Between the taxi and some strategic dawdling Harry got them to the restaurant right on time. It was a small place with just six private rooms. The owner was some kind of relation to Garrick Ollivander, a grand-nephew, something like it. The cuisine had magical connections, each dish using ingredients not normally obtainable from muggle sources.
"Perfect," said Pansy as she finished her dessert, an apple crunch topped with a sauce infused with goblin-made mead.
Harry smiled.
"Not promising this place every time," he said.
"That's good because it is certainly not necessary," said Pansy. "Thanks for the treat today."
"You're welcome," Harry said. "Ready?"
"You're a very dull-witted boy, aren't you?" asked Pansy.

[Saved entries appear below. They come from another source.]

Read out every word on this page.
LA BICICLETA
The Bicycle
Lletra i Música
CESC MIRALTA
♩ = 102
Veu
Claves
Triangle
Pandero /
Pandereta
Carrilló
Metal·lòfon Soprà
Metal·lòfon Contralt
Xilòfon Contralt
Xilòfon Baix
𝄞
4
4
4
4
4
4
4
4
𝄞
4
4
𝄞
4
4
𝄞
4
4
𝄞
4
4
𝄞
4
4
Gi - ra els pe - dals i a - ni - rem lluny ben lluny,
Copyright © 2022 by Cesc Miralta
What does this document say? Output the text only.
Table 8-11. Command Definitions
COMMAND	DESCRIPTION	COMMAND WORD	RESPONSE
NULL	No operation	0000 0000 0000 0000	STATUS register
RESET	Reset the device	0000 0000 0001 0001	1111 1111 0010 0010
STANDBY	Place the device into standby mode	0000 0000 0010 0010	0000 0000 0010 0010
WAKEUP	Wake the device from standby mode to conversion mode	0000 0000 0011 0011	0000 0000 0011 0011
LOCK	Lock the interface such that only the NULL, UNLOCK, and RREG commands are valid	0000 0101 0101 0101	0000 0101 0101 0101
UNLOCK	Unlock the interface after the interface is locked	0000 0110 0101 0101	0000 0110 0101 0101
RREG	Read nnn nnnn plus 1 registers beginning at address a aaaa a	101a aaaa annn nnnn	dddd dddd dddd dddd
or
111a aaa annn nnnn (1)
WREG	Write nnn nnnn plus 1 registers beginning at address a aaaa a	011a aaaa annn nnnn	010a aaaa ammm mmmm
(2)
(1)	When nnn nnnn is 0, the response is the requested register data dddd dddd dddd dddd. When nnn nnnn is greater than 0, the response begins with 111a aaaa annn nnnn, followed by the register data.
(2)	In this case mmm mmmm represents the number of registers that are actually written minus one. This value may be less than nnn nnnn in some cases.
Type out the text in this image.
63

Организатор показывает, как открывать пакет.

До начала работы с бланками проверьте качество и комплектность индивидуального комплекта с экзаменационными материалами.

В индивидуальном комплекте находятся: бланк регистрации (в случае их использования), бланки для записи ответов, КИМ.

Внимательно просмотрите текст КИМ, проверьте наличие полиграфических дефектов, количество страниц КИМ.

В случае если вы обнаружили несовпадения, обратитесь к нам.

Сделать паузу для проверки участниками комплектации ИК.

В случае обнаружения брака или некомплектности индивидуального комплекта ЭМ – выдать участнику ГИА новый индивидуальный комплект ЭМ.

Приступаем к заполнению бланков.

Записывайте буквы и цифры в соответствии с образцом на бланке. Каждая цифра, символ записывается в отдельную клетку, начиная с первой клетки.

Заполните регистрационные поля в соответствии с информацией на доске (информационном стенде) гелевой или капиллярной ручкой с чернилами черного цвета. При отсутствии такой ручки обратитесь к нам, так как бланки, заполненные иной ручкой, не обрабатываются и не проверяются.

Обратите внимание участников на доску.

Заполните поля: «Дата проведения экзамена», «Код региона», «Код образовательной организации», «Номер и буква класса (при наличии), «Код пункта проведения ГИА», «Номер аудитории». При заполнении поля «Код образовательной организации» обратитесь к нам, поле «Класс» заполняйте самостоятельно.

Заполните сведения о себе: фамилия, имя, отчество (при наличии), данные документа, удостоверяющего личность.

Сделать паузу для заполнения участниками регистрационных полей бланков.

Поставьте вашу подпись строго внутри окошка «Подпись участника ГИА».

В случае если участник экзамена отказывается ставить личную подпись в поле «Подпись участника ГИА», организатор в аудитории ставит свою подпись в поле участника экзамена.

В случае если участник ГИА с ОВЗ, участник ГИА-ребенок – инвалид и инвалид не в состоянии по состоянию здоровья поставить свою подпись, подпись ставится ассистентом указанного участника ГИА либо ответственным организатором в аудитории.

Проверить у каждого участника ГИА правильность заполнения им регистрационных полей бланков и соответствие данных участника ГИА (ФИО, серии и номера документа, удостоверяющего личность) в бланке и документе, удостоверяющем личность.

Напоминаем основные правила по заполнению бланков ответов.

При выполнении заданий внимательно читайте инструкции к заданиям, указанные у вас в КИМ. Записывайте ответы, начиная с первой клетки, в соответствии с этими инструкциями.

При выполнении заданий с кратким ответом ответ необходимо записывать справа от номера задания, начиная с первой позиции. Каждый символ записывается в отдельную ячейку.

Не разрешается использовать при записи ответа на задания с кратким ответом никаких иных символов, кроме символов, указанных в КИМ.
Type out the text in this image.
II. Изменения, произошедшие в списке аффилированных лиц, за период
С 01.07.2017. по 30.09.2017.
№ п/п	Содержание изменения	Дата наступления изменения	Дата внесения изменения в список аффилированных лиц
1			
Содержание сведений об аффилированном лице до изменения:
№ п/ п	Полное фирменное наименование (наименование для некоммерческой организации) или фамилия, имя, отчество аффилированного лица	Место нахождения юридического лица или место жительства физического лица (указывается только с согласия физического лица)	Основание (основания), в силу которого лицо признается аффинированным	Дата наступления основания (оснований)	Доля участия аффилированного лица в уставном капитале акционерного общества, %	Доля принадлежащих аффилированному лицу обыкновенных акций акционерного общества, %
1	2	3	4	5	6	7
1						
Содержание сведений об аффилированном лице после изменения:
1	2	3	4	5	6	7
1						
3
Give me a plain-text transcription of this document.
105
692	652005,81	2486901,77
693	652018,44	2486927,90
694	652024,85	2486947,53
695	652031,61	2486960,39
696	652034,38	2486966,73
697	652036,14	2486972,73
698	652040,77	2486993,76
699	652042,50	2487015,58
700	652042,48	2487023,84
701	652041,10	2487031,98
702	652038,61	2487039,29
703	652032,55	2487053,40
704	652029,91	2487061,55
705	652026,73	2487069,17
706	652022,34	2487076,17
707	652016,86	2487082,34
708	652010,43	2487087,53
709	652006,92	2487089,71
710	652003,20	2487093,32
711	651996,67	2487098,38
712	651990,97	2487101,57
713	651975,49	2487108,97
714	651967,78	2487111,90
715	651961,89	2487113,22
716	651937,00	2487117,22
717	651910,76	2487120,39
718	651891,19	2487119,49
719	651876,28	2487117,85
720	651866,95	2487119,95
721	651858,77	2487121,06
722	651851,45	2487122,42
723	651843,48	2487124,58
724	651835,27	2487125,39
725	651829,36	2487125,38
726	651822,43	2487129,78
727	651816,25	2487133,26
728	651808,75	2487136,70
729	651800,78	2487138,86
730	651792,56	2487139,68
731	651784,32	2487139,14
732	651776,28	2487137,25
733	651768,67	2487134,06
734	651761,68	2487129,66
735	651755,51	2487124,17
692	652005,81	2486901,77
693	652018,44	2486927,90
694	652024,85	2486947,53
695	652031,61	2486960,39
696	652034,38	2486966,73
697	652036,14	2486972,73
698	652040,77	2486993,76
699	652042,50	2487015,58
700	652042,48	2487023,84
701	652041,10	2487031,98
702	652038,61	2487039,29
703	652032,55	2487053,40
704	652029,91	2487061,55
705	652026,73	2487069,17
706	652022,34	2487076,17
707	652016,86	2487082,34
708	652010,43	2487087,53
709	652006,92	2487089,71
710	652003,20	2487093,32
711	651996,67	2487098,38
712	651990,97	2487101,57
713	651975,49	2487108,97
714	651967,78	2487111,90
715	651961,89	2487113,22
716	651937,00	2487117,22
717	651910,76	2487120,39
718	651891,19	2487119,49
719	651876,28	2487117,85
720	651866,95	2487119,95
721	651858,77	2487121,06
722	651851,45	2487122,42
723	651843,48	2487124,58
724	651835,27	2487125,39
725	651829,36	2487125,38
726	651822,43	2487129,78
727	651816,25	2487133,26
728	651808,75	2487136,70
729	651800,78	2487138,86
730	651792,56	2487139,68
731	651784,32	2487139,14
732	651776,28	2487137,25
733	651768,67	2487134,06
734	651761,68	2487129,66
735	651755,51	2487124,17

They slept in, ordered breakfast from room service, freshened up one last time and left at eleven. Harry took Pansy to #12 Grimmauld Place and changed out of his new suit. Pansy borrowed jeans and one of Harry's white shirts so Kreacher could take care of her laundry.
"Want to go somewhere?" Harry asked from his place on the sofa.
"No," said Pansy, picking up the Daily Prophet from a little table and lying back with her head on Harry's thigh.
She lasted all of five minutes. Harry smiled and stretched his legs out in front of himself, careful of her head, thinking about their overnight hours. He needed a bit more sleep it seemed, the same as Pansy.
"You're back," Harry said when he noticed Pansy straightening up, looking around.
"I was out!" she said. "I couldn't figure out where I was. That is not a good way to wake up."
"Agreed," said Harry. "Very disorienting."
"Had a good time?"
"The best," said Pansy.
She pulled her knees under her and slid her arms around Harry, kissing him on the lips.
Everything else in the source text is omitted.